A ideia messiânica de que os Estados Unidos são um instrumento de Deus para libertar o Mundo das Trevas representa
um certo fundamentalismo católico e tem sido explorada pelos
neo-conservadores. Como salientou Rui Borges, em recente texto
publicado no portal www.esquerda.net, “esta aliança entre neoliberais e fundamentalistas cristãos em torno do Projecto para um
Novo Século Americano” assenta em “projectos de privatização
da sociedade e dominação global” que “criam uma cada vez
maior desigualdade social e o empobrecimento de camadas cada
vez mais largas da sociedade”; (...) “o projecto social desta santa
aliança entre neoliberais e fanáticos religiosos resume-se assim
a mais dinheiro para os ricos e mais moral e bons costumes para
os pobres”.
Numa crónica do início deste ano publicada pelo insuspeito
“Financial Times”, lembrava-se um editor do “The Economist”
que nos anos 50 tornaria célebre uma máxima para a prática
jornalística: “Simplifica! Depois, exagera!”, pedia aos seus jornalistas.

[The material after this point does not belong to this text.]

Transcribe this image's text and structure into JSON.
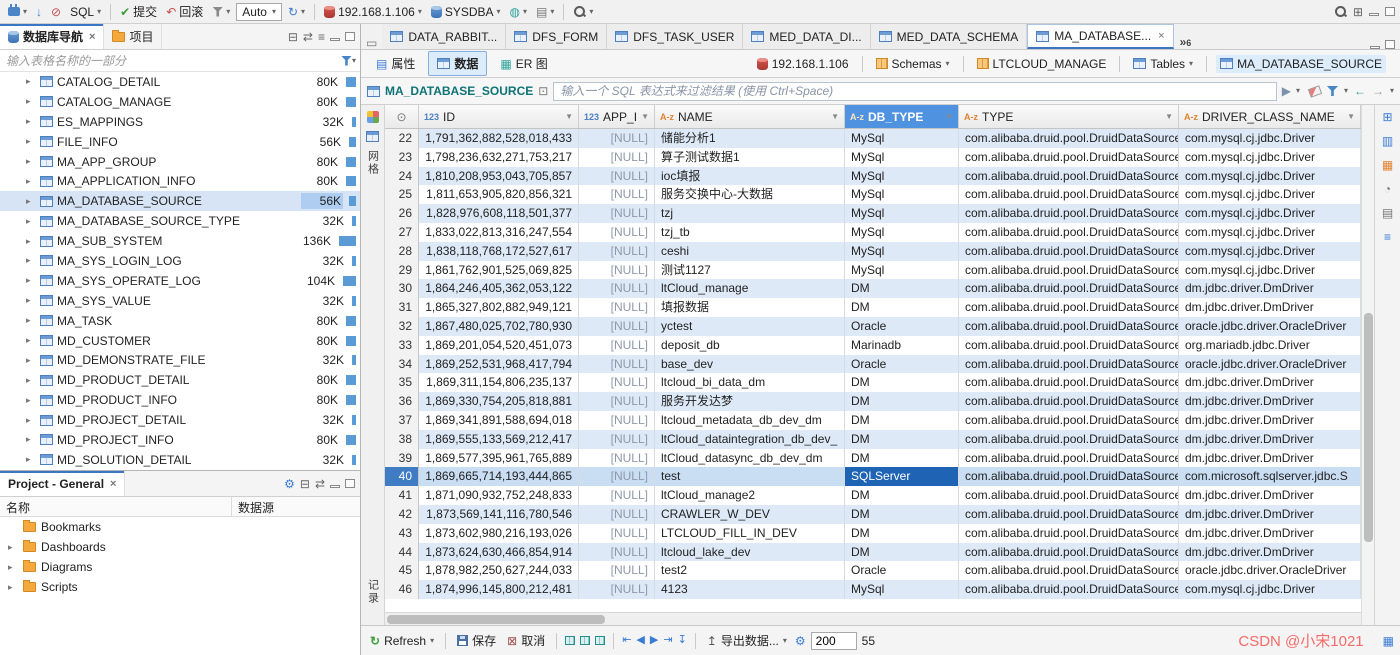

Segundo o cronista, essa máxima foi explorada até ao
máximo pelos neo-conservadores norte-americanos, com ampla
intervenção na comunicação social. De resto, foi esse o estilo
que deu ao jornal “Independente” notoriedade nacional. Não há
coincidências: Paulo Portas é um amigo próximo dos neo-cons.
David Frum é um desses jornalistas / assessores de comunicação, a quem se atribui a generalização da equívoca expressão
“Eixo do Mal”, em nome do qual se justificaram massacres. Frum é
hoje um dos principais dirigentes da AEI, uma influente organização empresarial de inspiração neo-con que promove estudos sobre
gestão pública. Um banquete realizado este ano por esta organização revelou a importância atribuída à intervenção da imprensa,
quando Dick Cheney apresentou Charles Krauthammer, colunista
do “The Washington Post”, para este fazer o seu discurso.
Como seria de esperar, Krauthammer levou a simplificação ao
extremo para justificar um exagerado papel para os Estados Unidos: tal como contribuíram nos anos 40 para derrubar os regimes
autoritários da Alemanha e do Japão, os Estados Unidos estariam
agora a contribuir para a instauração de regimes civilizados,
decentes, não-beligerantes e pró-ocidentais no Afeganistão ou
no Iraque. Um mundo unipolar, de inspiração divina, controlado
pelos americanos.
Os conservadores dos Estados Unidos vão inventando os seus
inimigos externos, álibis para a barbárie da agressão e para um
expansionismo militar imperialista: depois da queda do Muro de
Berlim e da derrocada dos regimes comunistas europeus, o exército
norte-americano encontrou no Médio Oriente um novo palco de
Guerra, que procura justificar globalmente como um choque de
civilizações entre o Ocidente e o Oriente. Como se tem visto, não
é disso que se trata.
O Orçamento de Estado norte-americano traduz cruamente as
opções ideológicas que os neo-cons introduziram na governação
americana: 2,7 biliões de dólares para o sector da Defesa em 2007,
mais do que todos os outros países do Mundo juntos. Bush reforçou o contingente militar no Iraque este ano e vai alimentando a
cadeia de violência: presença militar, retaliação com atentados,
reforço dos meios para a luta anti-terrorista... Apesar do descrédito das personalidades neo-conservadoras junto de uma opinião
pública cada vez mais contrária à presença de forças militares
norte-americanas no Médio Oriente.
NOTAS
* O Príncipe das Trevas, Combate, Abril de 2003
** Neo-cons à Conquista do Mundo, Combate, Abril de 2005
* João Romão é dirigente do Bloco de Esquerda.